Command-Line Interface (TOML Input)

See also

Full input file: examples/dopyqo.toml

Dopyqo can be driven from the command line using a TOML input file instead of a Python script. This is convenient for simple, reproducible runs that do not require custom post-processing.

Note

The CLI covers a subset of the Python API. Features like custom matrix elements (MatrixElements), direct access to the returned wfc_obj and h_ks objects, custom excitation lists, and post-processing (Bader charges, orbital plots) are only available through the Python API.

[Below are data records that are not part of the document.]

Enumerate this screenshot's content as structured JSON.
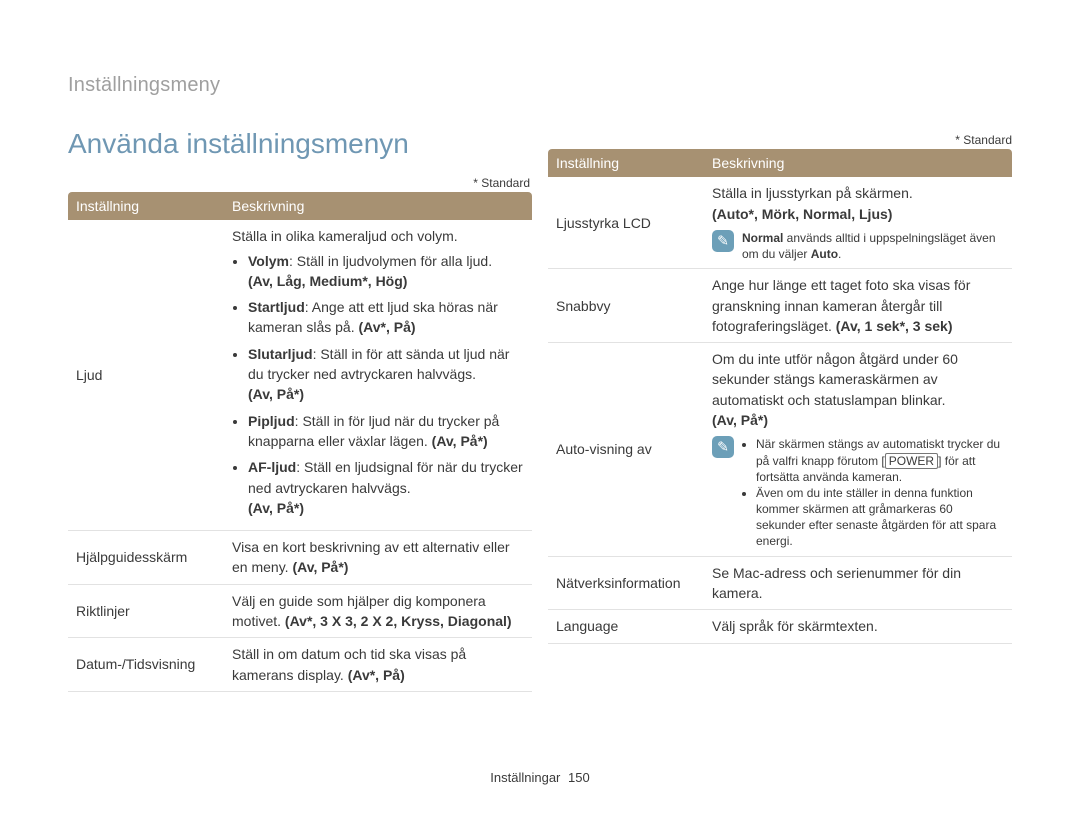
{
  "section_title": "Inställningsmeny",
  "main_title": "Använda inställningsmenyn",
  "standard_marker": "* Standard",
  "table_headers": {
    "setting": "Inställning",
    "description": "Beskrivning"
  },
  "left_rows": {
    "ljud": {
      "name": "Ljud",
      "intro": "Ställa in olika kameraljud och volym.",
      "items": [
        {
          "label": "Volym",
          "text": ": Ställ in ljudvolymen för alla ljud.",
          "options": "(Av, Låg, Medium*, Hög)"
        },
        {
          "label": "Startljud",
          "text": ": Ange att ett ljud ska höras när kameran slås på. ",
          "options": "(Av*, På)"
        },
        {
          "label": "Slutarljud",
          "text": ": Ställ in för att sända ut ljud när du trycker ned avtryckaren halvvägs.",
          "options": "(Av, På*)"
        },
        {
          "label": "Pipljud",
          "text": ": Ställ in för ljud när du trycker på knapparna eller växlar lägen. ",
          "options": "(Av, På*)"
        },
        {
          "label": "AF-ljud",
          "text": ": Ställ en ljudsignal för när du trycker ned avtryckaren halvvägs.",
          "options": "(Av, På*)"
        }
      ]
    },
    "hjalp": {
      "name": "Hjälpguidesskärm",
      "text": "Visa en kort beskrivning av ett alternativ eller en meny. ",
      "options": "(Av, På*)"
    },
    "riktlinjer": {
      "name": "Riktlinjer",
      "text": "Välj en guide som hjälper dig komponera motivet. ",
      "options": "(Av*, 3 X 3, 2 X 2, Kryss, Diagonal)"
    },
    "datum": {
      "name": "Datum-/Tidsvisning",
      "text": "Ställ in om datum och tid ska visas på kamerans display. ",
      "options": "(Av*, På)"
    }
  },
  "right_rows": {
    "ljusstyrka": {
      "name": "Ljusstyrka LCD",
      "text": "Ställa in ljusstyrkan på skärmen.",
      "options": "(Auto*, Mörk, Normal, Ljus)",
      "note_pre": "Normal",
      "note_mid": " används alltid i uppspelningsläget även om du väljer ",
      "note_post": "Auto",
      "note_end": "."
    },
    "snabbvy": {
      "name": "Snabbvy",
      "text": "Ange hur länge ett taget foto ska visas för granskning innan kameran återgår till fotograferingsläget. ",
      "options": "(Av, 1 sek*, 3 sek)"
    },
    "autovisning": {
      "name": "Auto-visning av",
      "text": "Om du inte utför någon åtgärd under 60 sekunder stängs kameraskärmen av automatiskt och statuslampan blinkar.",
      "options": "(Av, På*)",
      "note_items": [
        {
          "pre": "När skärmen stängs av automatiskt trycker du på valfri knapp förutom [",
          "boxed": "POWER",
          "post": "] för att fortsätta använda kameran."
        },
        {
          "text": "Även om du inte ställer in denna funktion kommer skärmen att gråmarkeras 60 sekunder efter senaste åtgärden för att spara energi."
        }
      ]
    },
    "natverk": {
      "name": "Nätverksinformation",
      "text": "Se Mac-adress och serienummer för din kamera."
    },
    "language": {
      "name": "Language",
      "text": "Välj språk för skärmtexten."
    }
  },
  "footer": {
    "label": "Inställningar",
    "page": "150"
  }
}
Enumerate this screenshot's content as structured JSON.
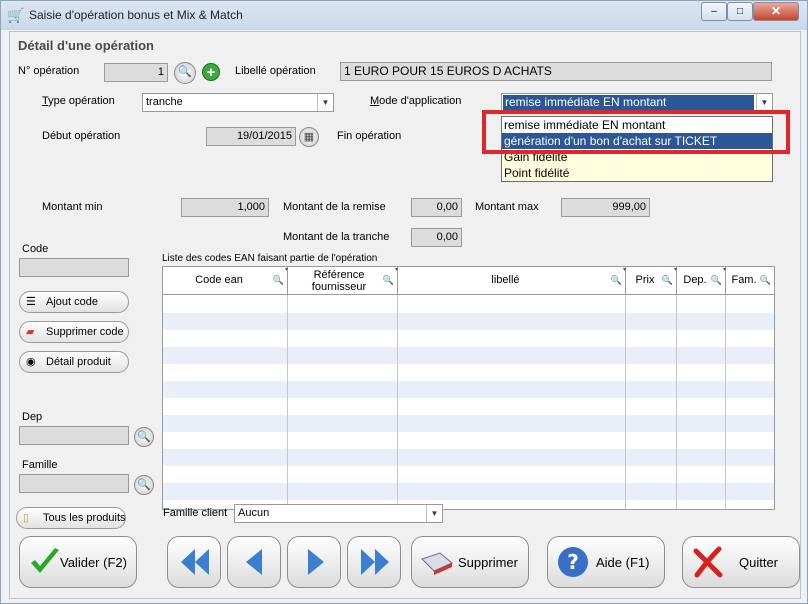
{
  "window": {
    "title": "Saisie d'opération bonus et Mix & Match",
    "min": "–",
    "max": "□",
    "close": "✕"
  },
  "section": {
    "title": "Détail d'une opération"
  },
  "form": {
    "num_op_label": "N° opération",
    "num_op_value": "1",
    "libelle_label": "Libellé opération",
    "libelle_value": "1 EURO POUR 15 EUROS D ACHATS",
    "type_label": "Type opération",
    "type_value": "tranche",
    "mode_label": "Mode d'application",
    "mode_value": "remise immédiate EN montant",
    "debut_label": "Début opération",
    "debut_value": "19/01/2015",
    "fin_label": "Fin opération",
    "montant_min_label": "Montant min",
    "montant_min_value": "1,000",
    "montant_remise_label": "Montant de la remise",
    "montant_remise_value": "0,00",
    "montant_max_label": "Montant max",
    "montant_max_value": "999,00",
    "montant_tranche_label": "Montant de la tranche",
    "montant_tranche_value": "0,00"
  },
  "dropdown": {
    "options": [
      "remise immédiate EN montant",
      "génération d'un bon d'achat sur TICKET",
      "Gain fidélité",
      "Point fidélité"
    ],
    "selected_index": 1
  },
  "left": {
    "code_label": "Code",
    "ajout_code": "Ajout code",
    "supprimer_code": "Supprimer code",
    "detail_produit": "Détail produit",
    "dep_label": "Dep",
    "famille_label": "Famille",
    "tous_produits": "Tous les produits"
  },
  "list": {
    "caption": "Liste des codes EAN faisant partie de l'opération",
    "columns": [
      "Code ean",
      "Référence fournisseur",
      "libellé",
      "Prix",
      "Dep.",
      "Fam."
    ]
  },
  "famille_client": {
    "label": "Famille client",
    "value": "Aucun"
  },
  "buttons": {
    "valider": "Valider (F2)",
    "supprimer": "Supprimer",
    "aide": "Aide (F1)",
    "quitter": "Quitter"
  },
  "colors": {
    "selected_option": "#2b5797",
    "highlight_box": "#e0262a",
    "valid_green": "#2aa82a",
    "nav_blue": "#3a7fd0",
    "quit_red": "#d8201e"
  }
}
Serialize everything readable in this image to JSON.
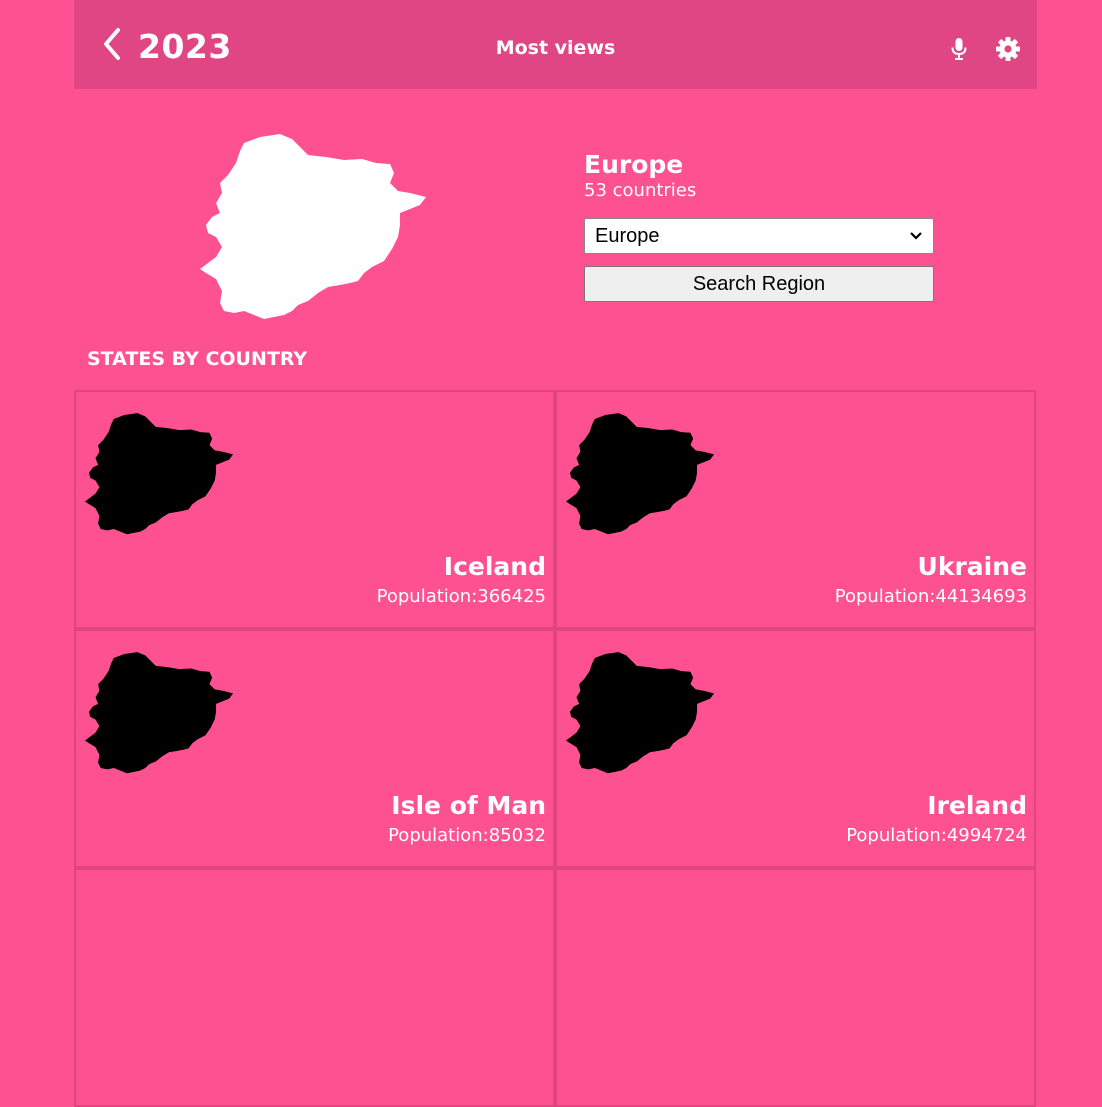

Running Dopyqo from the command line

Point the dopyqo command at a TOML input file with the -i flag:

dopyqo -i dopyqo.toml

The [control] section

The [control] table mirrors the main fields of DopyqoConfig. At minimum, base_folder, prefix, active_electrons, and active_orbitals must be set:

[control]
base_folder = "qe_files/Be"
prefix = "Be"
active_electrons = 2
active_orbitals = 2
run_vqe = true
run_fci = true
use_qiskit = false
logging = false

The [geometry] section

Custom atom positions and lattice vectors can be specified in the [geometry] table. The unit key sets the coordinate system for both coordinates and lattice_vectors:

[geometry]
unit = "angstrom"
coordinates = [
    [0.0, 0.0, 0.0],
    [0.5, 0.5, 0.5]
]
lattice_vectors = [
    [1.0, 0.0, 0.0],
    [0.0, 1.0, 0.0],
    [0.0, 0.0, 1.0],
]

If [geometry] is omitted, atom positions and lattice vectors are read directly from the QE output XML file.

The [vqe] section

VQE settings go in a separate [vqe] table. To use fixed parameters without re-optimising, uncomment the parameters line:

[vqe]
# parameters = [0.4, 0.3, 0.1]
optimizer = "ExcitationSolve"
uccsd_reps = 1

The available optimizer names correspond to the members of VQEOptimizers. See INPUT.md in the Dopyqo repository for the full list of supported keys in each section.